The Doctor is In

Immortality

Last week, I earned a Doctorate of Immortality from the Universal Life Church. Already an ordained minister of the church at the fertile age of 21 (one of the few tens of millions), I decided to take the plunge and focus my studies on the infinite. Though happy to have returned to the corporeal world with my degree, I assure you that the trials of an Immortalist are not to be taken lightly.

The student of immortality must not simply be of a robust constitution. The prospective Immortalist must be of sound mind, and fearless countenance. The perils of this study are not to be overlooked. According to research conducted by the Council of Continuous Being, one out of every four immortality students is lost forever to the Oblivion Chant, a course pre-requisite. Others can become trapped in the Inner Circle of Thought, while still others are doomed to course repetition in the Chamber of Reflection.

Here is a some exclusive footage from one of the first Immortalist course offerings, undertaken by a young, Kansas-bred, journalism student…

Remember, the life of an Immortalist isn’t all flying around firing eye lasers and joyously decapitating classmates. A true Immortalist devotes himself to the practice of living forever. And that cannot be done in a day, or even over a three-day weekend.

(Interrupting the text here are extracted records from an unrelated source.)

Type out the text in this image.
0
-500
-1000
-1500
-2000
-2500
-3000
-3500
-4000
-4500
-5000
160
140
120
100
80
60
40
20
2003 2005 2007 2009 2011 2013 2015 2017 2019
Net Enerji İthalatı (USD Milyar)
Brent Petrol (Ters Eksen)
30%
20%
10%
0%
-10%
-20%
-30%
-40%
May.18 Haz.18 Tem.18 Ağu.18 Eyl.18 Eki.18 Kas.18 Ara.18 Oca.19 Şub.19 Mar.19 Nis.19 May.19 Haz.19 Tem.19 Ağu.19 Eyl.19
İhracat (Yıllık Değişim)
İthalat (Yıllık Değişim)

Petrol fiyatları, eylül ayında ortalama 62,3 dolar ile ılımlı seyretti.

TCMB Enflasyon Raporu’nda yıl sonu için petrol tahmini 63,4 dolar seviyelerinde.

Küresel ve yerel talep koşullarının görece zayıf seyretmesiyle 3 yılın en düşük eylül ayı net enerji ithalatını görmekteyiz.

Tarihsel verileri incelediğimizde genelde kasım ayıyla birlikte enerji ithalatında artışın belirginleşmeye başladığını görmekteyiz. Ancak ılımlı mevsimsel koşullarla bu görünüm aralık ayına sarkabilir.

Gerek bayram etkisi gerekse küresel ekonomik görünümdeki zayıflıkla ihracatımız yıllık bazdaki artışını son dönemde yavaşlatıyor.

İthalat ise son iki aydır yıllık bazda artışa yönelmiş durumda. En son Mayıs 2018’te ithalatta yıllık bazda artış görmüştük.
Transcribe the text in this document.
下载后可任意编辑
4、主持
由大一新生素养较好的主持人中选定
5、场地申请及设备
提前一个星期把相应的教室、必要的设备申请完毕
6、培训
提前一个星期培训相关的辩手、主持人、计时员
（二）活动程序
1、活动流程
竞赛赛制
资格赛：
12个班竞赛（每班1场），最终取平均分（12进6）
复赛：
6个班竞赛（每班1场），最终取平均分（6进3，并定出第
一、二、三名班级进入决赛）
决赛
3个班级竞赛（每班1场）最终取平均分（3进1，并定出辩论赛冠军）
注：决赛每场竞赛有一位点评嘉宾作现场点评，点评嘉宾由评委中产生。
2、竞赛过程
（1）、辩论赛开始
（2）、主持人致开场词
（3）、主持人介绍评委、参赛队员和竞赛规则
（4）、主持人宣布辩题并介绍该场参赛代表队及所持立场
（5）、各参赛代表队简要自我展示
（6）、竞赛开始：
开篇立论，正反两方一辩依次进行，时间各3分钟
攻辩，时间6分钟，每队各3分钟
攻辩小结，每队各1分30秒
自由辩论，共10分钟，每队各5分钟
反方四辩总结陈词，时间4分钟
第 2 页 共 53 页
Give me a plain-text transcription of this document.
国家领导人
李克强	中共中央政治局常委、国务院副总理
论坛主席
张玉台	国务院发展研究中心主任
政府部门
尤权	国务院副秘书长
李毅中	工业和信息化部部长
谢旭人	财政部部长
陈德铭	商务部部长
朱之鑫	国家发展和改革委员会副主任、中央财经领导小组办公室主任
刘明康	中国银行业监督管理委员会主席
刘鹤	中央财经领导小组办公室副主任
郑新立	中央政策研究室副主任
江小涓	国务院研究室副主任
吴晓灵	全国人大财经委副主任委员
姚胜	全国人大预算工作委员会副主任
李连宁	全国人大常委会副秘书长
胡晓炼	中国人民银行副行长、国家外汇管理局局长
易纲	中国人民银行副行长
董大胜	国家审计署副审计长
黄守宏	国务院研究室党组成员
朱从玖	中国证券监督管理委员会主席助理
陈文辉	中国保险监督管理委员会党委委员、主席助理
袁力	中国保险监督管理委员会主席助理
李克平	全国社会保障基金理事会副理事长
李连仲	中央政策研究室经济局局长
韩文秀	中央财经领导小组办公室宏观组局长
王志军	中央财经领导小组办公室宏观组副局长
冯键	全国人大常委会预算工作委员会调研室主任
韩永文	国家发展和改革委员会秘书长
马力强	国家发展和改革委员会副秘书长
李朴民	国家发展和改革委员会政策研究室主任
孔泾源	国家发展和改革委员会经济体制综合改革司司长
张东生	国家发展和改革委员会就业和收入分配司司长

2 Responses to “The Doctor is In”

  1. Congratulations! I always wanted to say that my son is a doctor. Now I can say my son is a doctor, a superhero, and a relative of Marlon Brando.

  2. PHYLLIS says:

    THIS NEW RELIGION OF YOURS (ACHEM, CHUCKLE, CHUCKLE), DO THEY AT LEAST HAVE SOME SORT OF BAR MITZVAH EXTRAVAGANZA TO LEGITIMIZE IT? IF SO PLEASE FORWARD DETAILS OF WHEN AND WHERE AND WHAT TO WEAR.